I am looking for a database format for a DL task with lots of videos. So petastorm looks interesting allowing to encode all the frames directly as jpeg images. However, I am unsure how to use it with a custom DataLoader in PyTorch. Instead of using a predefined ordering or iterating over all frames, I would rather like to query a sparse amount of frames for a randomly selected video for each training sample in a batch. Similar to a dictionary lookup.
All I could find is the python API solution with the Reader object that doesn't seem to support what I am looking for. So my question is, is there an efficient way to query and decode rows of a data frame in petastorm to be used in DL with pytorch?
Thanks in advance.
How long are your video clips? Do you want to read video segments from a video clip for your training? How many frames long are these? How many clips do you have in total? What is the typical resolution of your video?
I think there are many different ways to approach your problem. Not sure if parquet is the best approach in your case, but the devil is in the details.
So each video clip contains a few thousand frames typically. And I have around one to two thousand clips (for each dataset). I want to be able to read single frames from video clips during training specified by their frame number. Depending on the model I might need consecutive frames or frames that are several frames to form a training episode. They are then stacked to a batch. Resolution varies but can be up to 720x1080p.
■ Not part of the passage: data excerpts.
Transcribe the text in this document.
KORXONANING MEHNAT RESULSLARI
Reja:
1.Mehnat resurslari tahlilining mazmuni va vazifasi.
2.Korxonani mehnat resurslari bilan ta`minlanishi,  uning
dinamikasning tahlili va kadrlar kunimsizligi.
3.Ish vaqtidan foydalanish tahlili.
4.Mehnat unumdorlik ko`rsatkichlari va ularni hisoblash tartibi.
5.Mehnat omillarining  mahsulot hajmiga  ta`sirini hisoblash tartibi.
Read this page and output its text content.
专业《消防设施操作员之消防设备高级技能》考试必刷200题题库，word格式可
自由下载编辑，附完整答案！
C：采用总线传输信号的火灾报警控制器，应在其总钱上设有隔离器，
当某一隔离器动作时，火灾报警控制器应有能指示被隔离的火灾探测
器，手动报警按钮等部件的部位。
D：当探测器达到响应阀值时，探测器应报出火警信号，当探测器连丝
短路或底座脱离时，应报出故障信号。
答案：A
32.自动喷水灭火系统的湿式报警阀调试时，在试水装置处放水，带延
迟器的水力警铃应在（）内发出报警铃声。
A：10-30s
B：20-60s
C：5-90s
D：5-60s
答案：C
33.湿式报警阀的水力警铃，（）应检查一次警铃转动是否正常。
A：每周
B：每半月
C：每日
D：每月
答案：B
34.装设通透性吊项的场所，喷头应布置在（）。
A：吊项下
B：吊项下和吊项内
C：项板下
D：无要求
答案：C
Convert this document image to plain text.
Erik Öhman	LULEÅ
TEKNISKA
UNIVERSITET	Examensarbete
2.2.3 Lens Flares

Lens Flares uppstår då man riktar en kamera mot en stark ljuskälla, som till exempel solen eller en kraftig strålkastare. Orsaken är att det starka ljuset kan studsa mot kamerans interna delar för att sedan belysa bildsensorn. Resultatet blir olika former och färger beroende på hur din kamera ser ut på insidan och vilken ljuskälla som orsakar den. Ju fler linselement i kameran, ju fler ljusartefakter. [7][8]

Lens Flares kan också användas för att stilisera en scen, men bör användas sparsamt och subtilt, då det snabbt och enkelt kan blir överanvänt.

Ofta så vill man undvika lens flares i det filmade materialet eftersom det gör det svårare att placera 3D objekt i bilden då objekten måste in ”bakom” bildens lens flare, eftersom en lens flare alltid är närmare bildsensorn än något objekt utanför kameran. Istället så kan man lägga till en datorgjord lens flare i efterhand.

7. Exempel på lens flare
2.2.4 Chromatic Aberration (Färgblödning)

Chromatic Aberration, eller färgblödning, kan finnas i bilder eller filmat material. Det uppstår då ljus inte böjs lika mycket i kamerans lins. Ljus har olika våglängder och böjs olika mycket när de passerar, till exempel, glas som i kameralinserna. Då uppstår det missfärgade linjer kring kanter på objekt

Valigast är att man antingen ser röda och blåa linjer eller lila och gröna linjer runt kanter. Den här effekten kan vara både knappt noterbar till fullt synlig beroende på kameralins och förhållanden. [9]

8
I am using hdf5 at the moment. It is working, but I was hoping to find something faster...
In my opinion parquet (hence petastorm) might work, but you must be aware of the following challenges that you would have to solve:
- Random frame access + parquet does not work well since you'll need to load entire row-groups (as row-group is an atomic reading unit). You are likely to end with having hundreds of images in one row-group (it's tunable).
- You would either need to through away the frames that you were not interested in, or have a large in-memory shuffling buffer (perhaps 10s of GBs for a good decorrelation of samples?).
- You could use ngrams to get sequences of frames, however, getting several frames from the same clip - not sure how would you do it with petastorm with a reasonable RAM footprint. Need to think about this more.
Parquet is not really built with images as datatypes in mind. This fact may induce friction in your case that you won't be happy with.
I haven't work much with hdf5 myself. On the paper, it looks like a good fit for your scenario. What are the challenges with performance you've encountered?
Thanks for the detailed comments. So it really seems that parquet is not suitable for me then. Hm.
The challenges I faced with HDF5 are big fluctuations in image access time. Sometimes it is 10x bigger. Not sure what is causing that. I stored the images in binary format to keep the overall file size small. I guess this makes the indexing slower... I noticed similar issues for LMDB. So thought maybe parquet could help but doesn't seem to be a better candidate. Thanks anyway!